I am yet another person telling you to stare at rocks. The gazillionth person. Another person who stood there for an hour and stared at the most hyped rock in the Western Hemisphere, who muttered “but” and “I mean” and long, drawn-out expletives people use when they’re overwhelmed
or prohibitively stoned. Another person who bought the mug and ballcap because, despite a strong aversion to the entire souvenir industry, I needed something from this place. A token, a proof, a communion wafer of its somehow purer capitalism.
As a kid, I had a T-shirt that said, “Go Climb a Rock.” It was a soft hand-me-down from an unknown elder boy who’d stared at rocks before me. It would take 40 years before I obeyed that shirt. In my defense, California is quite large, as is my capacity for inertia. I finally visited Yosemite in 2019 for two reasons: because my wife and I took a road trip through the state for our honeymoon, and to release some of that nagging unvisited-national-park shame.
There is a moment when you descend into Yosemite Valley. The cliffy road is narrow and steep and winding and terrifying. Whomever you’re with will not be sure you’re a good-enough driver. My wife gripped the door handle hard enough to banish blood and hope from her hands, noting how she’d never expected that so much beef jerky would be present at her death. As the driver, you’re also not sure you can handle this.
Because at some point you make a turn and you see them.
Those aren’t rocks. They’re planets. Those are what killed the dinosaurs. You instantly become smaller than you’ve ever been. A speck of cosmic bone dust trying to drive a car.
Feeling infinitesimal is the kick in the pants Yosemite gave me. Being a modern adult often means exhaustingly asserting your existence. With multiple bios floating around and constant photo documentation of our lives, it’s pretty easy to buy into the weight of our own proclamations of self. El Capitan snaps that out-of-wackness back into perspective. “Go Climb a Rock” could also have been “Get Over Yourself.”
Before you go stare at El Cap, you must watch two horror movies: Free Solo and Dawn Wall. Films about how this geological Kraken hypnotized a few people into dedicating their lives to it. We stood at the bottom and looked up. I held up my phone and traced Alex Honnold’s path across the face—holding on by his fingertips to an eighth-of-an-inch outcropping on a 3,000-foot-tall granite wall.
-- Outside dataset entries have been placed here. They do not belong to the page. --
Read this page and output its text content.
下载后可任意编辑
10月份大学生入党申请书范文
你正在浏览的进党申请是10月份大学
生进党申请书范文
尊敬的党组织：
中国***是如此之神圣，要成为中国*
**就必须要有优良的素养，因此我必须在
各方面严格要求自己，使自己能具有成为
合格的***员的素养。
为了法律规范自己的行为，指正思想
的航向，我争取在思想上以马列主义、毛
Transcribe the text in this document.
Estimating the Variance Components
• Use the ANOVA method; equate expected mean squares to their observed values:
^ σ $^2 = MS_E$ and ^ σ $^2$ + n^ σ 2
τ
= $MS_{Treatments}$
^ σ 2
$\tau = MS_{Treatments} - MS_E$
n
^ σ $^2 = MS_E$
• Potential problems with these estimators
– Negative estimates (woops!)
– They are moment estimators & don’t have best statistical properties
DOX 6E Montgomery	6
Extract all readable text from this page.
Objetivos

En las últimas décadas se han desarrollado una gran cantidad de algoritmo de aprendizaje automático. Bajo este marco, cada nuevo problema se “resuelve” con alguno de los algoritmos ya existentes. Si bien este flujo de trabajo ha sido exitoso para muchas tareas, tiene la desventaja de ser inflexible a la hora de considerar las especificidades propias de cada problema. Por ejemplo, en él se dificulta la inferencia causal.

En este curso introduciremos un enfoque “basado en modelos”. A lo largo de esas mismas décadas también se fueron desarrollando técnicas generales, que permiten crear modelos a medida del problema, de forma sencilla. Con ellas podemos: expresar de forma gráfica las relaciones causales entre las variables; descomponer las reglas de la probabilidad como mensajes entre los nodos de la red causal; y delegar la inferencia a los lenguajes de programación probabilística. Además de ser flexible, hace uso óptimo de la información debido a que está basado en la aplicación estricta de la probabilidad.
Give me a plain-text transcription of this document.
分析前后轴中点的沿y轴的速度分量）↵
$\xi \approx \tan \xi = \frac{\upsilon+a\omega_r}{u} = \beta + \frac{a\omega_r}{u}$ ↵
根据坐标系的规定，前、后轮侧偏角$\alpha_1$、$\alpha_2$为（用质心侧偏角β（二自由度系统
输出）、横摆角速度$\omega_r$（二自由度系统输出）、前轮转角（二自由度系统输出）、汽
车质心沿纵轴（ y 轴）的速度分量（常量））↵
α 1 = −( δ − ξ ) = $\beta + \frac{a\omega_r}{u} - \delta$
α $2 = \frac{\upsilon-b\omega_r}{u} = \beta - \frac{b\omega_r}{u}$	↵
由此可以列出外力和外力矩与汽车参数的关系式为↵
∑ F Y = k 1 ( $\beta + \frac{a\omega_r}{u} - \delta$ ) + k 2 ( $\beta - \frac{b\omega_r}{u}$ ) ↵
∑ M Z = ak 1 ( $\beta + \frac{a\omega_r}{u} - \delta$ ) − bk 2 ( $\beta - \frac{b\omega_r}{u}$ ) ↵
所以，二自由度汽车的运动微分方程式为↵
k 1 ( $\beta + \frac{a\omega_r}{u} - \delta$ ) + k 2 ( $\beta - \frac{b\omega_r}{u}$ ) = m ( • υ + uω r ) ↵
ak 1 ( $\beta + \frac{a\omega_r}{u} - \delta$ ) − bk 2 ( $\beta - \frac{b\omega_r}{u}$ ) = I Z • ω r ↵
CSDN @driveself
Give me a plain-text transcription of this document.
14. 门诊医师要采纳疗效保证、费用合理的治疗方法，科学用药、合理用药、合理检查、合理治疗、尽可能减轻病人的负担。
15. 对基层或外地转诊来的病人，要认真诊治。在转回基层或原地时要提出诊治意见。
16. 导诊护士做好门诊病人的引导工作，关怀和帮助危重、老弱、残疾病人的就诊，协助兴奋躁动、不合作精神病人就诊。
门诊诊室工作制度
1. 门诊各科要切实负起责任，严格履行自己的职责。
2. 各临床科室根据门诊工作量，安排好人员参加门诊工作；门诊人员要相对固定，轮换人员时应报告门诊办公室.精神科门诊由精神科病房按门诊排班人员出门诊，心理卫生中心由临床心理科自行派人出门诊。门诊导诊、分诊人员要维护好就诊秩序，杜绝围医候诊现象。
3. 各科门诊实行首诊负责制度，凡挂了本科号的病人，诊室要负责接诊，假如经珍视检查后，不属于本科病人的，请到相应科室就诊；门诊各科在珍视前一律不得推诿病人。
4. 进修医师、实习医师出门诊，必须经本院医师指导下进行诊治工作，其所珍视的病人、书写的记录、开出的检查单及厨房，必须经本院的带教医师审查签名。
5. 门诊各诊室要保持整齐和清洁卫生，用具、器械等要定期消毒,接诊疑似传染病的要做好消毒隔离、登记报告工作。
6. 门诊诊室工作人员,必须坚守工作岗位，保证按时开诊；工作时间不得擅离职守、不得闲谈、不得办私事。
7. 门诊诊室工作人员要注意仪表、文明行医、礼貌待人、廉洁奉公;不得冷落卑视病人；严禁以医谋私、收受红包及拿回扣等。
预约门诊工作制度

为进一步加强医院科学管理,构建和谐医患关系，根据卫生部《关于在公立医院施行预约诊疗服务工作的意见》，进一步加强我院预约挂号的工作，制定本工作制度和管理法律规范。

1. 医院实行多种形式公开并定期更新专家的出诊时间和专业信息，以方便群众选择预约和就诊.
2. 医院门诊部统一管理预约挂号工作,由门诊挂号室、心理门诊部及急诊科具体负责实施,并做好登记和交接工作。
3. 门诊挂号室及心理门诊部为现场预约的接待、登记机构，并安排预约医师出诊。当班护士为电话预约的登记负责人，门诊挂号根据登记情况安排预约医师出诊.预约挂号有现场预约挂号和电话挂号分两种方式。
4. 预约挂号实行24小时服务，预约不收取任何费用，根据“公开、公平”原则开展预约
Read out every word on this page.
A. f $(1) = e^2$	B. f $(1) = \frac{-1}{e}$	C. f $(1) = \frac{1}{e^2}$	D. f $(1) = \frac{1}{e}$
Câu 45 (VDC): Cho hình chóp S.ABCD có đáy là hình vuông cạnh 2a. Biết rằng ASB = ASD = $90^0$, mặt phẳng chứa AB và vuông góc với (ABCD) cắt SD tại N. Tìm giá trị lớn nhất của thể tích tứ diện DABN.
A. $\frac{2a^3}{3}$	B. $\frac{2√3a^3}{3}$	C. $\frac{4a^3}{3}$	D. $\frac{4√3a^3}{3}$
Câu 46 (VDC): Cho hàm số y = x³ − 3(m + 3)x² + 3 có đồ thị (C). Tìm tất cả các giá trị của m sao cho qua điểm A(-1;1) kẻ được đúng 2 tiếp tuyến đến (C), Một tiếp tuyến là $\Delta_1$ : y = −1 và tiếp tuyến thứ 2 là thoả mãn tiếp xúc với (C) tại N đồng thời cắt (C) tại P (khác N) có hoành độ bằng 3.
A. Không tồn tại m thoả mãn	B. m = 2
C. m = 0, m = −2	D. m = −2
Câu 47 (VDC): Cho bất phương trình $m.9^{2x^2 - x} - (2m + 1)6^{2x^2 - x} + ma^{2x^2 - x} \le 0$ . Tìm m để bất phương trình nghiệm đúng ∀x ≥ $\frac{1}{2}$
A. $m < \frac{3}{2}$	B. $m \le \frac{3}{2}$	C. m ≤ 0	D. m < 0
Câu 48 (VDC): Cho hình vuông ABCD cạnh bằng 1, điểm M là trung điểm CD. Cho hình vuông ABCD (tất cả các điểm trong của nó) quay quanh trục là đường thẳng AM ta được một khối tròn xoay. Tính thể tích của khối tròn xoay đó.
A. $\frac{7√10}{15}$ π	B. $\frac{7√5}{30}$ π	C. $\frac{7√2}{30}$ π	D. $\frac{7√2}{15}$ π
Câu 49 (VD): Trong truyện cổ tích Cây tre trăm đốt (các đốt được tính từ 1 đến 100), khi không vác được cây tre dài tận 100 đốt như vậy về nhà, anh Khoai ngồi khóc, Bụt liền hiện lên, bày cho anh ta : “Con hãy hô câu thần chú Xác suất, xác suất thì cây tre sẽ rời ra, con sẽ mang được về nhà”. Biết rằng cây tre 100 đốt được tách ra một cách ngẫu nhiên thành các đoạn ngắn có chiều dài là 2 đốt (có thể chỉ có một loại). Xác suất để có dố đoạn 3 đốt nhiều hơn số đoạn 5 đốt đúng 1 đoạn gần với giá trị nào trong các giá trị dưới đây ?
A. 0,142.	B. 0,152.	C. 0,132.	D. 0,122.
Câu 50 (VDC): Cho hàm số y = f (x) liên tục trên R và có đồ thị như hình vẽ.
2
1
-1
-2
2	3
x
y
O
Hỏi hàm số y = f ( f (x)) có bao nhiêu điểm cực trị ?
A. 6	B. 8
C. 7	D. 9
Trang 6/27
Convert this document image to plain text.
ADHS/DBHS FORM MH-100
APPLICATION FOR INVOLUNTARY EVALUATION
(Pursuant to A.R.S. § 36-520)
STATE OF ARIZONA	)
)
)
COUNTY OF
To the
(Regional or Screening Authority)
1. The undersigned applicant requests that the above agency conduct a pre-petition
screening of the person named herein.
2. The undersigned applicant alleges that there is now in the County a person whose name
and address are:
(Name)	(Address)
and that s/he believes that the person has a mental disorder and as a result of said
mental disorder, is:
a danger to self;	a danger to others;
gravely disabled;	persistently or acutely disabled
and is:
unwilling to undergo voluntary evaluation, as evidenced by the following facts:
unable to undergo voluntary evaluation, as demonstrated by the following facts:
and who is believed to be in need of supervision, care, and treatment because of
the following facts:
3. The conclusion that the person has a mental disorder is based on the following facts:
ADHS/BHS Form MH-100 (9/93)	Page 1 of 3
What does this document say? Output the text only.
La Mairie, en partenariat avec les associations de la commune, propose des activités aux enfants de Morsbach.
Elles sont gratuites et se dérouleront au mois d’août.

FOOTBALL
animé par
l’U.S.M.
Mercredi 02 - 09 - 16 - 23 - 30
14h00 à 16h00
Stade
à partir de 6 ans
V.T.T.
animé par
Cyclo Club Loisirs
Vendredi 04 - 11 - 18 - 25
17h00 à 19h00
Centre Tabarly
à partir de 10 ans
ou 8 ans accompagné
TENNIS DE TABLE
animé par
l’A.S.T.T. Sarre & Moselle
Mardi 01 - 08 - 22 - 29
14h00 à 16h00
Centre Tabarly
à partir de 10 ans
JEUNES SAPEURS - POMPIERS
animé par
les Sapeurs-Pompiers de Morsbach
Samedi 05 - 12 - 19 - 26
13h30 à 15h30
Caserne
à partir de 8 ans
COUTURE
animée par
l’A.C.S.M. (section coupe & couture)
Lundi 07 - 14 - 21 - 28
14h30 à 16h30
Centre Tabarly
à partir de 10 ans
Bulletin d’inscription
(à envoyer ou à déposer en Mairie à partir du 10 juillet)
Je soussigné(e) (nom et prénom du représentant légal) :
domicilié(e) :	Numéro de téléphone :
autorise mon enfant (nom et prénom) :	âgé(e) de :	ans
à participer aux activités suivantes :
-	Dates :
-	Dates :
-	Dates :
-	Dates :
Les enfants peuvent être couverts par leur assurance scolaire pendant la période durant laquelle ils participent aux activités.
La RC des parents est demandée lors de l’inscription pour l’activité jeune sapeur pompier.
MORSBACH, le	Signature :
He didn’t have a rope.
One early morning during our trip, I told my wife I wanted to “go see bears.” I was determined to have a run-in with one of the black bears that roam the valley, looking to snack on abandoned protein bars or on city people who wanted to go see bears. We were alone on the trail, probably because it was late November and the cold air was as sharp and cleansing as acupuncture.
I was walking with purpose when out of the corner of my eye I spotted a panic-sized bear 50 feet away and immediately whipped around and started marching back to the hotel. My wife steeled my nerves, and we watched the bear rub himself against a tree for a bit. Most violent backrub I ever saw.
That’s when I realized I had a half-eaten granola bar in my pocket and bears have a fairly good sense of smell, so I seized on that moment and hurried my tiny self in the direction of a souvenir mug.